Sessions expressed concerns that a DHS shutdown would exacerbate the national security threat already posed by the president’s immigration policies.

“As our immigration officers have warned, President Obama’s executive amnesty gravely threatens national security—suspending the very immigration laws designed to shield the nation from harm,” he said. “President Obama shut down immigration enforcement at the Department of Homeland Security the day he ordered our nation’s loyal immigration officers to defy the very laws they swore to uphold. Only a Democrat filibuster now prevents these immigration officers from carrying out their sacred oaths.”

But while the immigration stalemate has received the bulk of the press attention, Sessions said the debate is bigger than that, going as far as to call the president’s unilateral executive actions “an affront to constitutional order.”
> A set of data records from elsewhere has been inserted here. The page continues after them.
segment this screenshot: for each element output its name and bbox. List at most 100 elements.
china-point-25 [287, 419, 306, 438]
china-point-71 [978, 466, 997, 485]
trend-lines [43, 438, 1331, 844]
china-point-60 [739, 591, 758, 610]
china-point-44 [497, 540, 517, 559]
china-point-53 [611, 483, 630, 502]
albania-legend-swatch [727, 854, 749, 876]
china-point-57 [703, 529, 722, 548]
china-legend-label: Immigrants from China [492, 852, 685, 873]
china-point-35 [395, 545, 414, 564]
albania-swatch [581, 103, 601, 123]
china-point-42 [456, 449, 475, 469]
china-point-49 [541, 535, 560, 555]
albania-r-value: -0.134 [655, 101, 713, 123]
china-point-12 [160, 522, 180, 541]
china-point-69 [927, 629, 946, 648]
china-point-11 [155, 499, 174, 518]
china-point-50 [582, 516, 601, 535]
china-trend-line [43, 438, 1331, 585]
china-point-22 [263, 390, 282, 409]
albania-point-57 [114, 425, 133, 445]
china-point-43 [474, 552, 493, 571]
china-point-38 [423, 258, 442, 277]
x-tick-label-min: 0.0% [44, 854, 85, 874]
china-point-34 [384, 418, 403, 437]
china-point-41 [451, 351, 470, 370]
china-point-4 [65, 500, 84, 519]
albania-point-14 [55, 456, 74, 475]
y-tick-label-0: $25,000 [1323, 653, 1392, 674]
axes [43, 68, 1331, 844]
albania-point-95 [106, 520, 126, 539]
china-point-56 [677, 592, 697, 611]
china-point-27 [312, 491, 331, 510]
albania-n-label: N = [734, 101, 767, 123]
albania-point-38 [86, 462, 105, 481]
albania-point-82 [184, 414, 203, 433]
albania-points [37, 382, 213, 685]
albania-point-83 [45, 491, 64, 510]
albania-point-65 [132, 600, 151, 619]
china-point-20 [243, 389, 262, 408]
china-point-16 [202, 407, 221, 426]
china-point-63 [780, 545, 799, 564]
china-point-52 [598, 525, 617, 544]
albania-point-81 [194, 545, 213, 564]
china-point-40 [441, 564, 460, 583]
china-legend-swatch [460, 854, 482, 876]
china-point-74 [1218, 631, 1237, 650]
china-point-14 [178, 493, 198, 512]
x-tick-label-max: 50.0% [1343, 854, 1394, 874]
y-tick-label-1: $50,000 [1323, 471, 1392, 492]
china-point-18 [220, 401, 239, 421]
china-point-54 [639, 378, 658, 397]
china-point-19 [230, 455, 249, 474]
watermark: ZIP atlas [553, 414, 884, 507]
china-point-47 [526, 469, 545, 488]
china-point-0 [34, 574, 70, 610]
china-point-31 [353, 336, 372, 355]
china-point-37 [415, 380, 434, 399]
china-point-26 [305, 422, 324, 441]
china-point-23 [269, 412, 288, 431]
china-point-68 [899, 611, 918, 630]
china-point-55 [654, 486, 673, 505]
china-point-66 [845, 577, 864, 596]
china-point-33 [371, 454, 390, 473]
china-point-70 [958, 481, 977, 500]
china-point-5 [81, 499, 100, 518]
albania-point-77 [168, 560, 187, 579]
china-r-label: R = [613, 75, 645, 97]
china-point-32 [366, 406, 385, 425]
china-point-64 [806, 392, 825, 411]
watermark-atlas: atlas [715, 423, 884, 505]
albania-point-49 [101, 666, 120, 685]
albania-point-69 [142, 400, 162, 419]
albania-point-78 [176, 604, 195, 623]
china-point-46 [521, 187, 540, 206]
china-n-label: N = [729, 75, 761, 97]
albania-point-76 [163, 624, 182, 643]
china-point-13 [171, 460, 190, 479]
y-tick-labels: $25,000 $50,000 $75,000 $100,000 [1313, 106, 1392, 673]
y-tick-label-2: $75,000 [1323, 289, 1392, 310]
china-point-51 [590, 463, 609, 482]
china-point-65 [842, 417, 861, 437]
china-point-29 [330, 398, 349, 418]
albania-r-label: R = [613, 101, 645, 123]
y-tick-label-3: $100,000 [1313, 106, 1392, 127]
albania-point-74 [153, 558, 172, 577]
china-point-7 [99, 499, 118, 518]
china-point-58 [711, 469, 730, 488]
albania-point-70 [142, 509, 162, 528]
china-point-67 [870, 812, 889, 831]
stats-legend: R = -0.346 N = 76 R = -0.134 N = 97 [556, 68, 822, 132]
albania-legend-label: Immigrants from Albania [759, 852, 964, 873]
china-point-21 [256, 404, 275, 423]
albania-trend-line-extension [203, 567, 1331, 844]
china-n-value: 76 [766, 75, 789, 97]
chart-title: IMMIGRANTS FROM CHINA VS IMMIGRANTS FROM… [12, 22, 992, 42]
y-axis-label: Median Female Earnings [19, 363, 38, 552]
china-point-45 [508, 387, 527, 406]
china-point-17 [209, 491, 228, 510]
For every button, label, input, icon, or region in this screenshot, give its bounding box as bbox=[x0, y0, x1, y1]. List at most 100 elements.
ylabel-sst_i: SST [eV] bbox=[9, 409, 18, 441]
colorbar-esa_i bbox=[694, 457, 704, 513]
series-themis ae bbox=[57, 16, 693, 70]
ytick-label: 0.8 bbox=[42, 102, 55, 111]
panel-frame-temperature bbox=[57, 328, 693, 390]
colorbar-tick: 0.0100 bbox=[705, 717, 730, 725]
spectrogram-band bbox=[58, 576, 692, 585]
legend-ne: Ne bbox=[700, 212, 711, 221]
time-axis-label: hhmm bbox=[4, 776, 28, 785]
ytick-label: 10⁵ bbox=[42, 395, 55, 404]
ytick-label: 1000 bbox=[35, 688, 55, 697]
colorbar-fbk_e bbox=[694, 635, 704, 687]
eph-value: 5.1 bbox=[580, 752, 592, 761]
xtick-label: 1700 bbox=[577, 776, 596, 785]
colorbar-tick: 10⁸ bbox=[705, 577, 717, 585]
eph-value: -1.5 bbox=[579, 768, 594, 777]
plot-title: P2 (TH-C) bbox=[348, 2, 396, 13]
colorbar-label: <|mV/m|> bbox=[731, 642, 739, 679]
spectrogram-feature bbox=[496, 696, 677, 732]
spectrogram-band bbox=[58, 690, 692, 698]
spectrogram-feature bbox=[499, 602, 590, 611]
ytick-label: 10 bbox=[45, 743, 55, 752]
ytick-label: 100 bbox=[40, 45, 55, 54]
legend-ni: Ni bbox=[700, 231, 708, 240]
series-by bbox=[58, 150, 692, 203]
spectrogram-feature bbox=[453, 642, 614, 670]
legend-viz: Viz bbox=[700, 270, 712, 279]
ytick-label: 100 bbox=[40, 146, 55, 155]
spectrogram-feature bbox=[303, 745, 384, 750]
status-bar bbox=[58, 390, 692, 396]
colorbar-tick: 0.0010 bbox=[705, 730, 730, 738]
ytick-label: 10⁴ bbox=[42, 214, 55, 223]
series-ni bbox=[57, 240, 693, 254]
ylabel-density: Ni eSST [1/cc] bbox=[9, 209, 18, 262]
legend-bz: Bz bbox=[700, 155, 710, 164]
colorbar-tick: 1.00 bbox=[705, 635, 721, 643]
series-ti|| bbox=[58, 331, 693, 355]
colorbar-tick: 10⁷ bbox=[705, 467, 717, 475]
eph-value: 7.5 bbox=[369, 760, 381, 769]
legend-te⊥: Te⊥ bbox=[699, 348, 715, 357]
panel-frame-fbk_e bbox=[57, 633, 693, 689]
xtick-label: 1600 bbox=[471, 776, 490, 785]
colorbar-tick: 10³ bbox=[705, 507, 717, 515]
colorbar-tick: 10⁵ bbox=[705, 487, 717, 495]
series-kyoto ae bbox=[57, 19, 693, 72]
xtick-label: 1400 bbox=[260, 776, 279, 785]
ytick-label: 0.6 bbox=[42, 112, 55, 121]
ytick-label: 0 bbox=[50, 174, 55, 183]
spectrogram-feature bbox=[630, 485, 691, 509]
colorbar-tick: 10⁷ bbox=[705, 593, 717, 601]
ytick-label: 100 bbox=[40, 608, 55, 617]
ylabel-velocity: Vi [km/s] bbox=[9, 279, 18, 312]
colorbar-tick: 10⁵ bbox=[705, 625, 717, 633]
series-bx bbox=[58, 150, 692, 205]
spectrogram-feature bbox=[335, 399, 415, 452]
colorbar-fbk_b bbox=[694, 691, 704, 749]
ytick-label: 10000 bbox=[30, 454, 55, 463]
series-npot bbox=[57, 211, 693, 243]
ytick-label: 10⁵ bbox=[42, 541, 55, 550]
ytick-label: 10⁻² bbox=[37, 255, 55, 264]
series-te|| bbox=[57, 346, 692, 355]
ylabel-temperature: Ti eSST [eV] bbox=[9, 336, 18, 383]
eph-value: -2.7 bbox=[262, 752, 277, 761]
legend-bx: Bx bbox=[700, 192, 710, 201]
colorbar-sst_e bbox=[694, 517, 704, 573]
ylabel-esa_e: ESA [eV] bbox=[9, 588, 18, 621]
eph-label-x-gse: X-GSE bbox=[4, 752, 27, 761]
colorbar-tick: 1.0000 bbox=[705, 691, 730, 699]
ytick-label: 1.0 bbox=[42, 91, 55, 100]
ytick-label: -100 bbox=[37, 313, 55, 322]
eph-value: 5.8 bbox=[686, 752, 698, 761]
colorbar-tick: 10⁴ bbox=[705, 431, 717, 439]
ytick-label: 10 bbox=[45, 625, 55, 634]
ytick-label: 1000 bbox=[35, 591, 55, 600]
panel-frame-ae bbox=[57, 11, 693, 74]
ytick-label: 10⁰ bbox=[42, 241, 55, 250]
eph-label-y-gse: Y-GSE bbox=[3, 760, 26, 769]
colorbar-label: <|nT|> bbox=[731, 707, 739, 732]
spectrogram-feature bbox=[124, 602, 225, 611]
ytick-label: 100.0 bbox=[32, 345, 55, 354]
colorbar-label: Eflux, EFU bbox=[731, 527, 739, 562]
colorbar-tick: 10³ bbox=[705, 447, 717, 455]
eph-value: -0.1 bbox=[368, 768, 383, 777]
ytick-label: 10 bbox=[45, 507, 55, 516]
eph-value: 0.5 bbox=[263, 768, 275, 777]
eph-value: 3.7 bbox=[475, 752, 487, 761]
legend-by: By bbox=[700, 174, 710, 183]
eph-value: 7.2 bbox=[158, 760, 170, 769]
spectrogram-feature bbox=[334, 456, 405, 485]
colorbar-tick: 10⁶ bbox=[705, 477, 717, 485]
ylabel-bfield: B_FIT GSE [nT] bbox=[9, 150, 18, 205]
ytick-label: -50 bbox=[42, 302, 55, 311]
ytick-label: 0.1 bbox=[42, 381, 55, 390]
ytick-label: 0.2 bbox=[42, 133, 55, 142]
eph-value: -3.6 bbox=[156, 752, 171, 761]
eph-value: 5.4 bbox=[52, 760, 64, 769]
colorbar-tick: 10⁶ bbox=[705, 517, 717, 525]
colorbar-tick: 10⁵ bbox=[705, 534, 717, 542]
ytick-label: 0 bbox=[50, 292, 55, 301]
“(The House) has funded the Department of Homeland Security but refused to fund an illegal act,” Sessions quipped. “No Congress should ever fund a Presidential edict which is unlawful, unconstitutional and which demolishes its own powers.”

Senate GOP leadership is now reportedly working on a compromise that would allow the Senate to vote on a bill funding DHS, including the president’s executive actions on immigration, then take up separate measures to stop executive amnesty at some point thereafter.

Senate Democrats, meanwhile, have held fast in supporting the President’s immigration policies, though several have periodically expressed concerns about what they consider to be executive overreach.

Sen. Sessions is confident he is on the right side of the issue, and that Americans agree with him.

“Sooner or later, Americans will be heard,” he said. “The just demands of a great majority cannot forever be denied by a small few. Those filibustering the funding of immigration enforcement would do well to remember that.”